As the LinkedIn password leak continues to occupy the time and attention of password-crackers, I thought it might be worth mentioning another high-profile site which apparently uses unsalted hashes.
Two weeks ago, I discovered that Apple sends an unsalted SHA-256 hash as part of an AppleID authentication process. I was looking at traffic from my iPad using MITM Proxy, and came across the following interesting packet:
[Note – I changed the AppleID and password hash fields, and also blocked out the exact host and URL].

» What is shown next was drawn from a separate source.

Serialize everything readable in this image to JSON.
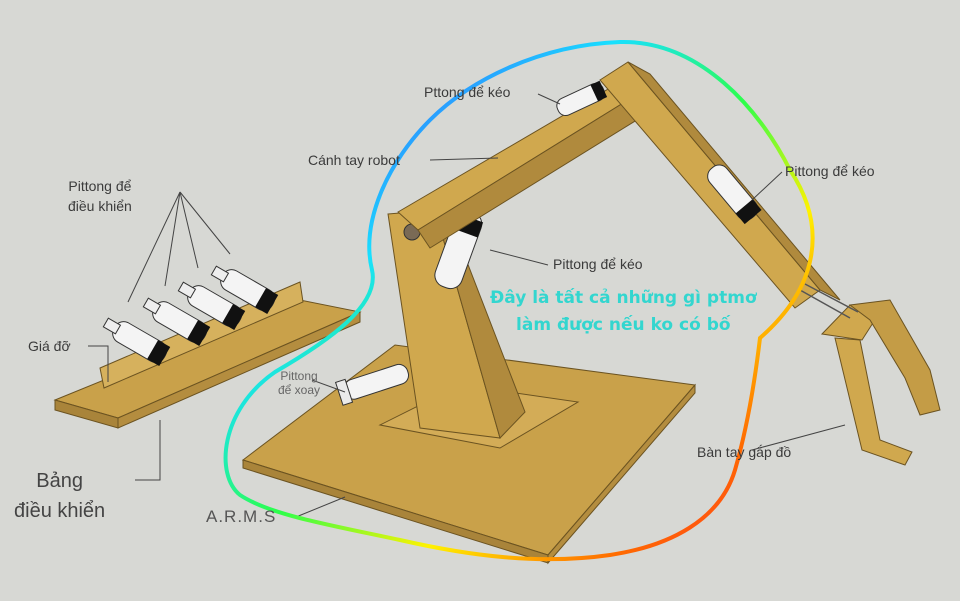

The “pwdHash” caught my eye, both because, well, it’s a hash, and also because it looked like a 256-bit hash, which I’d been finding used in some other commercial iOS apps lately. But mostly, it caught my eye because there wasn’t any field labeled “salt.” This might not mean anything – the salt might be known to both parties, and so doesn’t need transmitting. Or maybe it’s a shorter hash, and the first 16 bytes are a salt. Still…it’s worth checking out.
Which I did. Turns out, passing my password through a SHA-256 hash created a duplicate hash value:
Interesting!
You might also notice a complete lack of any other session-related information in the HTTP header or in the submitted XML. There’s nothing else for the server to go on, other than this hash and the accompanying AppleID.
So, from this I’m inferring one of two things: Either Apple’s got a database of unsalted SHA-256 password hashes for AppleIDs (bad), or they’ve got a database of plaintext passwords for AppleIDs (worse). Either way, I was really surprised by this.
So what’s the best way to store password hashes, anyway? There’s been a lot of talk about exactly this over the past day or so, and while almost everyone agrees that unsalted hashes are bad, it’s harder to find agreement on what kind of salt is appropriate.
Probably the best argument (in terms of immediate security and foreseeable longevity) is made in favor of algorithms that make use of [key stretching](http://en.wikipedia.org/wiki/Key_stretching features to increase hash strength. Bcrypt, Scrypt, and PBKDF2 have been frequently cited as good candidates. These algorithms use a high work factor, that’s difficult to avoid with faster hardware or parallelization, to ensure that brute-force attempts are very very slow. You can read more about how bcrypt, for example, makes these sorts of attacks much more difficult in this short blog post from 2010. Yes, two years ago. It’s not like these problems, or their solutions, are new.
Are you responsible for the development, maintenance, or security of an application that uses password hashes as part of an authentication system? Open your calendar now, and set aside some time in the next week to look at how you do things and see if it couldn’t be made better. Hopefully, your users will never have need to thank you.
Update: Jeff Jarmoc (@jjarmoc) correctly points out that the hashes don’t have to be stored exactly as transmitted – they could simply be used as input for a more secure hash, like one described above. Even Apple is storing the unsalted hashes, they could easily update the servers to a system which stores (for example) the bcrypt of the hash. The nice thing about this is it should only require changes to the server, not to individual clients.